President Obama Keeps Open Diplomacy With Iran Over Nuclear Program

Impact

The recent announcement that President Obama — signalled via Turkish Prime Minister Recep Erdogan to Iran’s Ayatollah Khomeini — is willing to tolerate a civilian Iranian nuclear program with guarantees against the development of nuclear weapons, is a sign that diplomacy is alive and well between the U.S. and Iran..Israeli Prime Minister Benjamin Netanyahu and his cabinet will surely protest, but in the interest of regional stability and peace, the hawks on both sides of the pond, and in Teheran, must be restrained.

Obama surprised when he said that the Ayatollah must follow his assertions about the fact that Iran does not want nuclear weapons with actions that gain the trust of Iran’s international partners enough to allay possible fears.

It is not clear whose court the ball is in right now, as is the case with quantum politics, everybody is playing the game at once. The president’s line clearly seeks to prevent war, even if the option formally remains on the table. Israel’s behaviour remains uncertain, and Netanyahu fuelling speculations about a potential strike on Iranian facilities is not productive on any front. Israel is already wilfully isolating itself from the world, and with a potential military option, it would consciously make the choice to continue in that direction – and the rank and file Israeli would much rather live in peace than a self-imposed national prison. Tel Aviv’s right to defend itself has never been questioned – rather, its ability to solve its problems politically, not militarily.

Even without official diplomatic relations, Obama is offering an olive branch to Iran – itself under a potentially reactionary regime that can use war to consolidate its authoritarian ways at the expense of a pluralistic political culture, more so preferred by the population. The biting sanctions on Teheran are noticeably isolating Iran from the global economy, but they have failed to reach the objective of eliminating the country’s nuclear program.

Washington is demonstrating a traditional wisdom of its nuclear foreign policy in that if it cannot prevent the spread of nuclear power, it can engage the new member of the club to guarantee its predictable exploitation as much as possible.
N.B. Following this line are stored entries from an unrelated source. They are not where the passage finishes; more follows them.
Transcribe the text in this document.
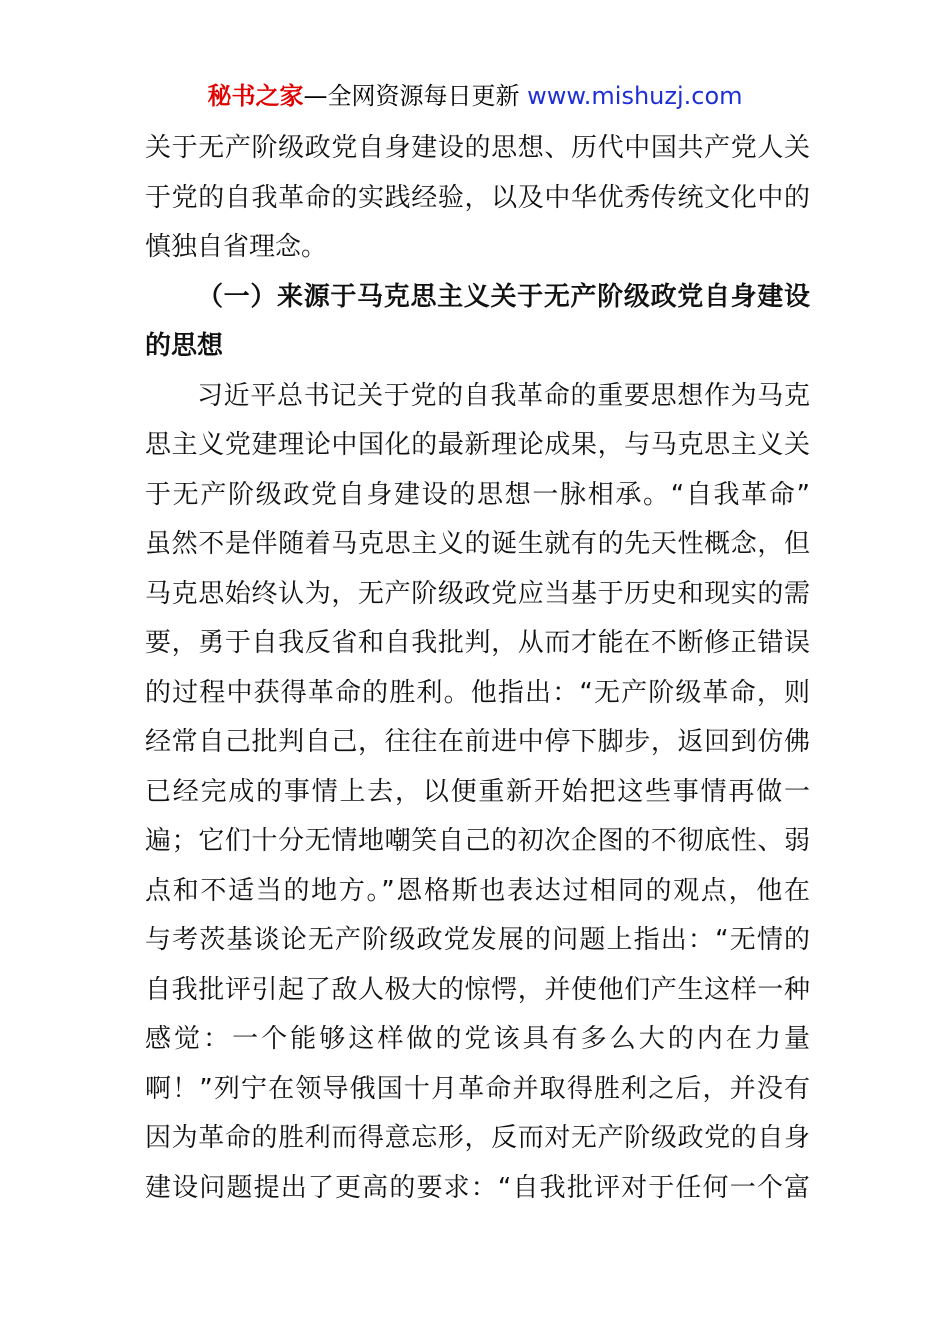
秘书之家—全网资源每日更新 www.mishuzj.com
关于无产阶级政党自身建设的思想、历代中国共产党人关
于党的自我革命的实践经验，以及中华优秀传统文化中的
慎独自省理念。
（一）来源于马克思主义关于无产阶级政党自身建设
的思想
习近平总书记关于党的自我革命的重要思想作为马克
思主义党建理论中国化的最新理论成果，与马克思主义关
于无产阶级政党自身建设的思想一脉相承。“自我革命”
虽然不是伴随着马克思主义的诞生就有的先天性概念，但
马克思始终认为，无产阶级政党应当基于历史和现实的需
要，勇于自我反省和自我批判，从而才能在不断修正错误
的过程中获得革命的胜利。他指出：“无产阶级革命，则
经常自己批判自己，往往在前进中停下脚步，返回到仿佛
已经完成的事情上去，以便重新开始把这些事情再做一
遍；它们十分无情地嘲笑自己的初次企图的不彻底性、弱
点和不适当的地方。”恩格斯也表达过相同的观点，他在
与考茨基谈论无产阶级政党发展的问题上指出：“无情的
自我批评引起了敌人极大的惊愕，并使他们产生这样一种
感觉：一个能够这样做的党该具有多么大的内在力量
啊！”列宁在领导俄国十月革命并取得胜利之后，并没有
因为革命的胜利而得意忘形，反而对无产阶级政党的自身
建设问题提出了更高的要求：“自我批评对于任何一个富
Iran, on its own part can and must do more to assure the world that it will not militarize its program. While the threat is overblown, the lack of trust on all sides is very noticeable. If Teheran’s proxy movements and Mossad’s ”clandestine” assassinations are any indication, agreeing to curtail state-sponsored terrorism on both sides is a good start, before talking about ways of preventing the species’ annihilation. Politically, it means that Tel Aviv and Teheran have to stop arguing who is blacker than the Devil, because that is a waste of time. Nuclear holocaust is an idea the superpowers played with for half a century, before agreeing that it was indeed a bad idea, and regional theocracies with designs for influence must understand that the destabilization potential nuclear weapons hold in an international system that is traditionally deficient of trust, is an even worse idea.

Israel on its own turn should stop taking lessons from Pyongyang and put its own nuclear weapons and program under international scrutiny; its electricity generation capacity does not include nuclear power, which means that the applications of the Dimona facility are entirely, or nearly entirely, military-oriented. Washington has practically said that there will not be war, which is a very good development. A nuclear Iran is not going away, but Teheran must seize the aforementioned olive branch to stop being uncooperative and engage the West in a genuine spirit of pragmatism to move the issue forward later this month.

Overall, the dogs of war won’t stop barking, but the diplomatic caravan simply must keep going.